Root processes are named families that group related processes. Every process in the process schema must belong to a root process. Root processes themselves are stored in process.root_process and registered before any other processes in the setup_processes workflow.

Process file

File: ./setup/zzz/ai4sh/setup_processes/json_ai4sh/root_process/root_processes_v10_sql.json

Registered root processes

The AI4SH database registers two root processes:

manage_table_data

{
  "process": "add_root_process",
  "parameters": {
    "root_process_id": "manage_table_data",
    "title": "Manage table data",
    "label": "Root for processes for inserting, updating and deleting table data"
  }
}

All data management operations — inserting, updating, and deleting records in any schema — belong to this root.

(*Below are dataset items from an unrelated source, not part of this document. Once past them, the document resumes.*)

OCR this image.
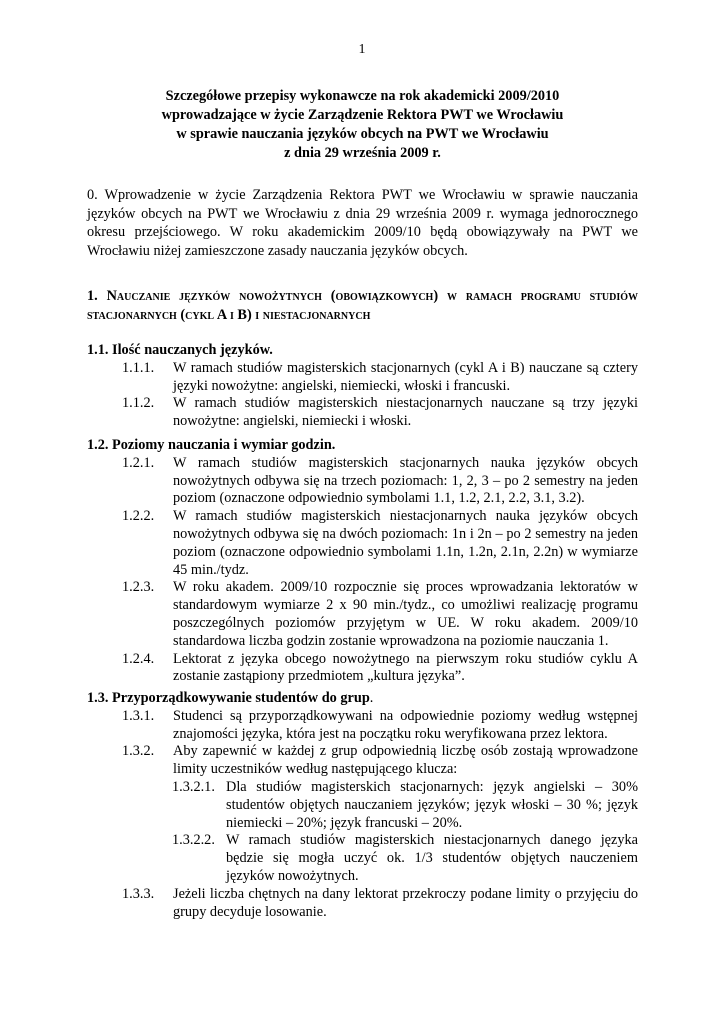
1
Szczegółowe przepisy wykonawcze na rok akademicki 2009/2010
wprowadzające w życie Zarządzenie Rektora PWT we Wrocławiu
w sprawie nauczania języków obcych na PWT we Wrocławiu
z dnia 29 września 2009 r.
0. Wprowadzenie w życie Zarządzenia Rektora PWT we Wrocławiu w sprawie nauczania języków obcych na PWT we Wrocławiu z dnia 29 września 2009 r. wymaga jednorocznego okresu przejściowego. W roku akademickim 2009/10 będą obowiązywały na PWT we Wrocławiu niżej zamieszczone zasady nauczania języków obcych.
1. Nauczanie języków nowożytnych (obowiązkowych) w ramach programu studiów stacjonarnych (cykl A i B) i niestacjonarnych
1.1. Ilość nauczanych języków.
1.1.1. W ramach studiów magisterskich stacjonarnych (cykl A i B) nauczane są cztery języki nowożytne: angielski, niemiecki, włoski i francuski.
1.1.2. W ramach studiów magisterskich niestacjonarnych nauczane są trzy języki nowożytne: angielski, niemiecki i włoski.
1.2. Poziomy nauczania i wymiar godzin.
1.2.1. W ramach studiów magisterskich stacjonarnych nauka języków obcych nowożytnych odbywa się na trzech poziomach: 1, 2, 3 – po 2 semestry na jeden poziom (oznaczone odpowiednio symbolami 1.1, 1.2, 2.1, 2.2, 3.1, 3.2).
1.2.2. W ramach studiów magisterskich niestacjonarnych nauka języków obcych nowożytnych odbywa się na dwóch poziomach: 1n i 2n – po 2 semestry na jeden poziom (oznaczone odpowiednio symbolami 1.1n, 1.2n, 2.1n, 2.2n) w wymiarze 45 min./tydz.
1.2.3. W roku akadem. 2009/10 rozpocznie się proces wprowadzania lektoratów w standardowym wymiarze 2 x 90 min./tydz., co umożliwi realizację programu poszczególnych poziomów przyjętym w UE. W roku akadem. 2009/10 standardowa liczba godzin zostanie wprowadzona na poziomie nauczania 1.
1.2.4. Lektorat z języka obcego nowożytnego na pierwszym roku studiów cyklu A zostanie zastąpiony przedmiotem „kultura języka”.
1.3. Przyporządkowywanie studentów do grup.
1.3.1. Studenci są przyporządkowywani na odpowiednie poziomy według wstępnej znajomości języka, która jest na początku roku weryfikowana przez lektora.
1.3.2. Aby zapewnić w każdej z grup odpowiednią liczbę osób zostają wprowadzone limity uczestników według następującego klucza:
1.3.2.1. Dla studiów magisterskich stacjonarnych: język angielski – 30% studentów objętych nauczaniem języków; język włoski – 30 %; język niemiecki – 20%; język francuski – 20%.
1.3.2.2. W ramach studiów magisterskich niestacjonarnych danego języka będzie się mogła uczyć ok. 1/3 studentów objętych nauczeniem języków nowożytnych.
1.3.3. Jeżeli liczba chętnych na dany lektorat przekroczy podane limity o przyjęciu do grupy decyduje losowanie.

Every process registered in the subsequent community, utility, observation_utility, observation, landscape, and eDNA process files will reference manage_table_data as its root.

translate_data

{
  "process": "translate_data",
  "parameters": {
    "root_process_id": "translate_data",
    "title": "Translate data",
    "label": "Process for translating data between different formats — note that translate data does not affect the database, it prepares data in different formats to be handled by other processes."
  }
}

Translation processes convert data between formats (e.g. from a tabular spreadsheet to the JSON process file format expected by the framework). Crucially, translation processes do not write to the database directly — they prepare data for subsequent processes that do.

Why root processes matter

The root process is part of the primary key structure for process lookup. When the framework receives a process call it uses both the root_process_id and the process_id to find the correct Python function to execute. This two-level lookup means you can have the same process name in different root families without collision.

Root processes also serve as a grouping mechanism in the user interface — all processes under manage_table_data can be presented together as the “data management” operations for a given schema.